Sippy Cup is an extremely minimalistic Python adaptor that allows WSGI applications to be served using using AWS API Gateway and AWS Lambda proxy integration.

Sippy Cup converts the input format sent to an AWS Lambda function by API Gateway into a WSGI environment that is used to run a the application. The application’s response is then converted to a format that can be understood by API Gateway.

When the WSGI environment is created, some additional values from the event sent to AWS Lambda from API Gateway are also added. See the demo app below for how to access these.

  • apigateway: True

  • apigateway.stageVariables: API Gateway stage variables

  • apigateway.requestContext: The event request context

Getting started

Installation

Because you will eventually need to create a deployment package, it is highly recommended that you use a virtualenv when using Sippy Cup.

pip install sippycup

Create a simple application

lambda_function.py provides a demo application

# lambda_function.py

from flask import Flask, Response, request, jsonify
from sippycup import sippycup

app = Flask(__name__)

@app.route('/hello/', methods=['GET', 'POST'])
@app.route('/hello/<string:name>', methods=['GET', 'POST'])
def hello_world(name='World'):
    return Response('Hello, {0}!'.format(name), mimetype='text/plain')


@app.route('/')
def index():
    # return the additional WSGI environment variables that SippyCup
    # provides
    return jsonify({
        'requestContext': request.environ['apigateway.requestContext'],
        'stageVariables': request.environ['apigateway.stageVariables']
    })


def lambda_handler(event, context):
    return sippycup(app, event, context)


if __name__ == '__main__':
    app.run()

You will need to create a deployment package and use that to create a new AWS Lambda function.

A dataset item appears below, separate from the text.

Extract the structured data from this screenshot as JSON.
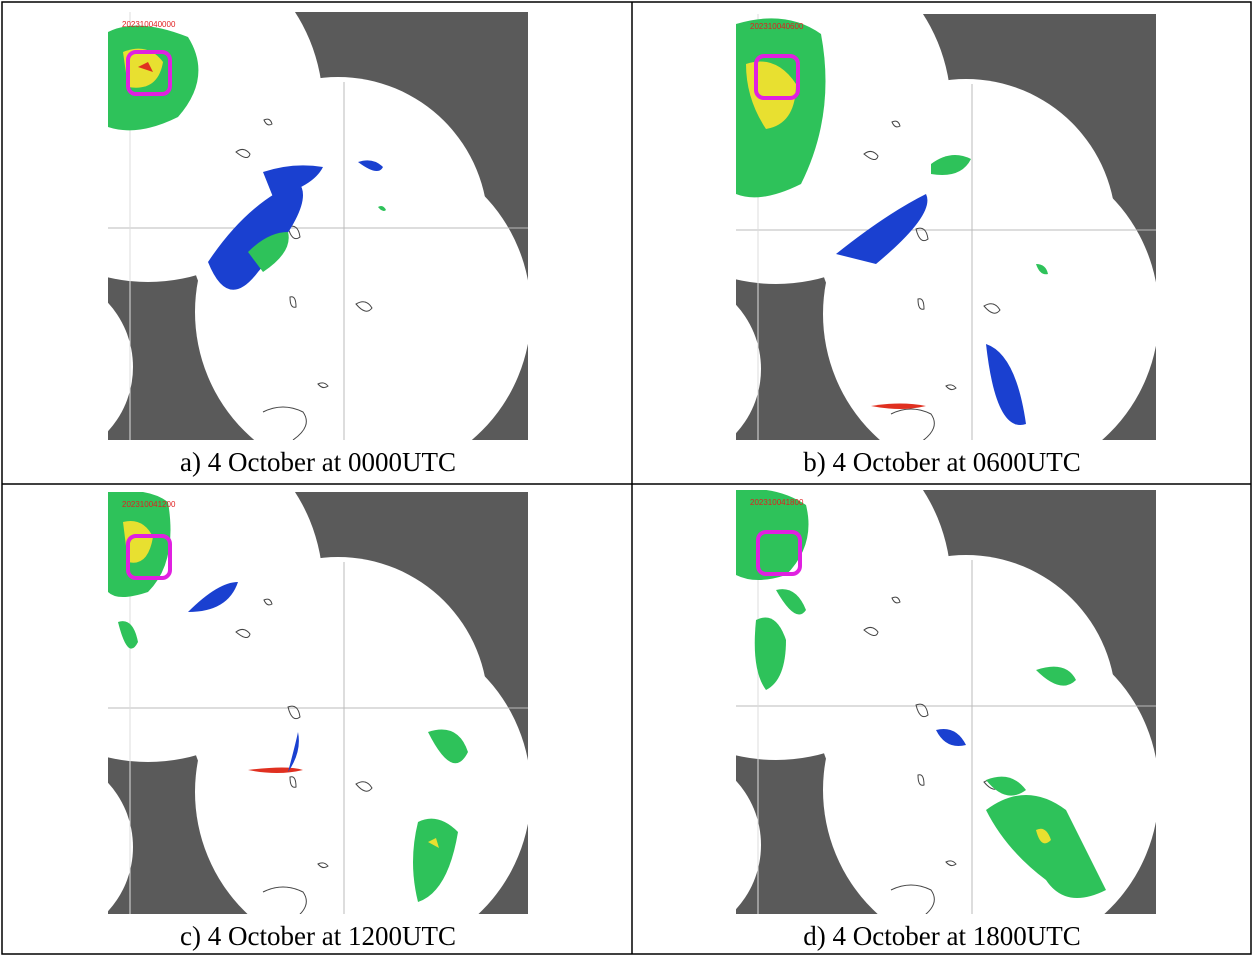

Finally, set up an API Gateway proxy resource with the lambda proxy integration. It is recommended to create resources on both ‘/’ and ‘/SOMEPREFIX’ unless you don’t need the ‘/’ route.

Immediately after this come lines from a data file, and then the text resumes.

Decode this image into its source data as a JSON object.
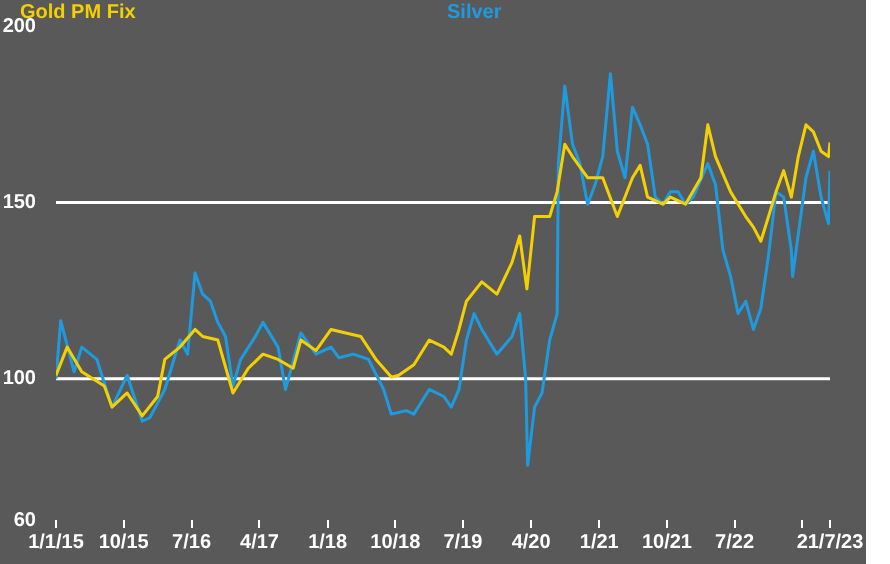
{
  "chart_data": {
    "type": "line",
    "xlim": [
      "2015-01-01",
      "2023-07-21"
    ],
    "xticks": [
      {
        "value": "2015-01-01",
        "label": "1/1/15"
      },
      {
        "value": "2015-10-01",
        "label": "10/15"
      },
      {
        "value": "2016-07-01",
        "label": "7/16"
      },
      {
        "value": "2017-04-01",
        "label": "4/17"
      },
      {
        "value": "2018-01-01",
        "label": "1/18"
      },
      {
        "value": "2018-10-01",
        "label": "10/18"
      },
      {
        "value": "2019-07-01",
        "label": "7/19"
      },
      {
        "value": "2020-04-01",
        "label": "4/20"
      },
      {
        "value": "2021-01-01",
        "label": "1/21"
      },
      {
        "value": "2021-10-01",
        "label": "10/21"
      },
      {
        "value": "2022-07-01",
        "label": "7/22"
      },
      {
        "value": "2023-04-01",
        "label": null
      },
      {
        "value": "2023-07-21",
        "label": "21/7/23"
      }
    ],
    "ylim": [
      60,
      200
    ],
    "yticks": [
      60,
      100,
      150,
      200
    ],
    "ref_lines": [
      {
        "axis": "y",
        "value": 100,
        "color": "#ffffff"
      },
      {
        "axis": "y",
        "value": 150,
        "color": "#ffffff"
      }
    ],
    "legend": "top",
    "series": [
      {
        "name": "Gold PM Fix",
        "color": "#f5d000",
        "x": [
          "2015-01-01",
          "2015-02",
          "2015-04",
          "2015-07",
          "2015-08",
          "2015-10",
          "2015-12",
          "2016-02",
          "2016-03",
          "2016-05",
          "2016-07",
          "2016-08",
          "2016-10",
          "2016-12",
          "2017-02",
          "2017-04",
          "2017-06",
          "2017-08",
          "2017-09",
          "2017-11",
          "2018-01",
          "2018-03",
          "2018-05",
          "2018-07",
          "2018-09",
          "2018-10",
          "2018-12",
          "2019-02",
          "2019-04",
          "2019-05",
          "2019-06",
          "2019-07",
          "2019-09",
          "2019-11",
          "2020-01",
          "2020-02",
          "2020-03",
          "2020-04",
          "2020-06",
          "2020-07",
          "2020-08",
          "2020-09",
          "2020-11",
          "2021-01",
          "2021-03",
          "2021-05",
          "2021-06",
          "2021-07",
          "2021-09",
          "2021-10",
          "2021-12",
          "2022-02",
          "2022-03",
          "2022-04",
          "2022-06",
          "2022-08",
          "2022-09",
          "2022-10",
          "2022-11",
          "2022-12",
          "2023-01",
          "2023-02",
          "2023-03",
          "2023-04",
          "2023-05",
          "2023-06",
          "2023-07",
          "2023-07-21"
        ],
        "values": [
          101,
          109,
          102,
          98,
          92,
          96,
          89.5,
          95,
          105.5,
          109,
          114,
          112,
          111,
          96,
          103,
          107,
          105.5,
          103,
          111,
          108,
          114,
          113,
          112,
          105.5,
          100.5,
          101,
          104,
          111,
          109,
          107,
          114,
          122,
          127.5,
          124,
          133,
          140.5,
          125.5,
          146,
          146,
          153,
          166.5,
          163,
          157,
          157,
          146,
          157,
          160.5,
          151.5,
          149.5,
          151.5,
          149.5,
          157,
          172,
          163,
          153,
          146,
          143,
          139,
          146,
          153,
          159,
          151.5,
          163,
          172,
          170,
          164.5,
          163,
          167
        ]
      },
      {
        "name": "Silver",
        "color": "#1e9be0",
        "x": [
          "2015-01-01",
          "2015-01-20",
          "2015-03",
          "2015-04",
          "2015-06",
          "2015-08",
          "2015-10",
          "2015-12",
          "2016-01",
          "2016-03",
          "2016-05",
          "2016-06",
          "2016-07",
          "2016-08",
          "2016-09",
          "2016-10",
          "2016-11",
          "2016-12",
          "2017-01",
          "2017-03",
          "2017-04",
          "2017-06",
          "2017-07",
          "2017-09",
          "2017-11",
          "2018-01",
          "2018-02",
          "2018-04",
          "2018-06",
          "2018-08",
          "2018-09",
          "2018-11",
          "2018-12",
          "2019-02",
          "2019-04",
          "2019-05",
          "2019-06",
          "2019-07",
          "2019-08",
          "2019-09",
          "2019-11",
          "2020-01",
          "2020-02",
          "2020-03-10",
          "2020-03-18",
          "2020-04",
          "2020-05",
          "2020-06",
          "2020-07",
          "2020-07-20",
          "2020-08",
          "2020-09",
          "2020-10",
          "2020-11",
          "2020-12",
          "2021-01",
          "2021-02",
          "2021-03",
          "2021-04",
          "2021-05",
          "2021-06",
          "2021-07",
          "2021-08",
          "2021-09",
          "2021-10",
          "2021-11",
          "2021-12",
          "2022-01",
          "2022-03",
          "2022-04",
          "2022-05",
          "2022-06",
          "2022-07",
          "2022-08",
          "2022-09",
          "2022-10",
          "2022-11",
          "2022-12",
          "2023-01",
          "2023-02",
          "2023-02-20",
          "2023-04",
          "2023-05",
          "2023-06",
          "2023-07",
          "2023-07-21"
        ],
        "values": [
          100,
          116.5,
          102,
          109,
          105.5,
          92,
          101,
          88,
          89,
          97,
          111,
          107,
          130,
          124,
          122,
          116,
          112,
          98,
          105.5,
          112,
          116,
          109,
          97,
          113,
          107,
          109,
          106,
          107,
          105.5,
          97,
          90,
          91,
          90,
          97,
          95,
          92,
          97,
          111,
          118.5,
          114,
          107,
          112,
          118.5,
          100,
          75.5,
          92,
          96,
          111,
          118.5,
          161,
          183,
          166.5,
          161,
          149.5,
          155,
          163,
          186.5,
          164.5,
          157,
          177,
          172,
          166.5,
          151.5,
          149.5,
          153,
          153,
          149.5,
          151.5,
          161,
          155,
          136.5,
          129,
          118.5,
          122,
          114,
          120,
          135,
          153,
          151.5,
          136.5,
          129,
          157,
          164.5,
          151.5,
          144,
          159
        ]
      }
    ]
  }
}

A note about URL generation and redirection

In order to properly execute things like URL generation and redirection, WSGI applications use an environment variable called SCRIPT_NAME. By default, this works as one might expect. However, if your API is mapped to a custom domain using base path mapping, you need to tell the application about this. This is a common problem with more traditional setups as well (e.g. applications behind a reverse proxy).

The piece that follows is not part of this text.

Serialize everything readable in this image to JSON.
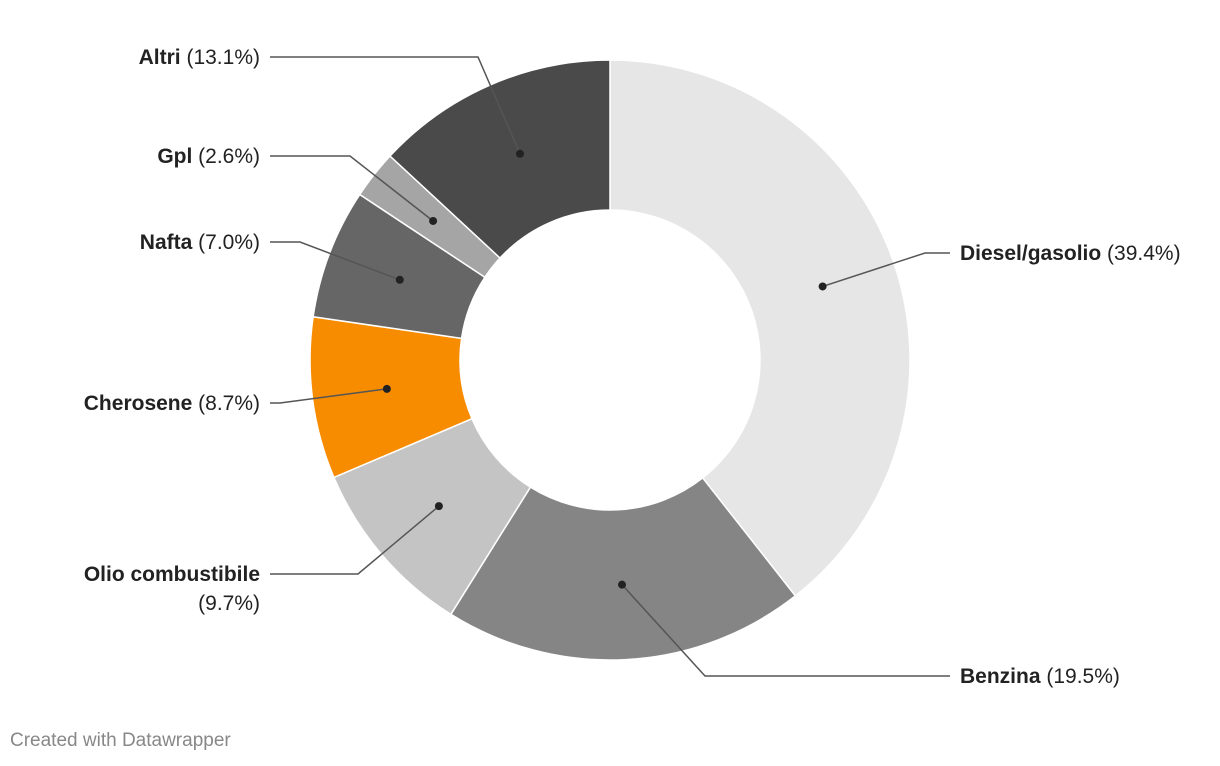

The solution in Sippy Cup is to set a stage variable called SIPPYCUP_SCRIPT_NAME_BASE, which will be used by Sippy Cup to properly construct SCRIPT_NAME so that things work as expected.

e.g. If you are mapping your ‘production’ stage to api.mydomain.com using the default configuration in ApiGateway, you should set the ‘SIPPYCUP_SCRIPT_NAME_BASE’ stage variable for that stage to ‘/’.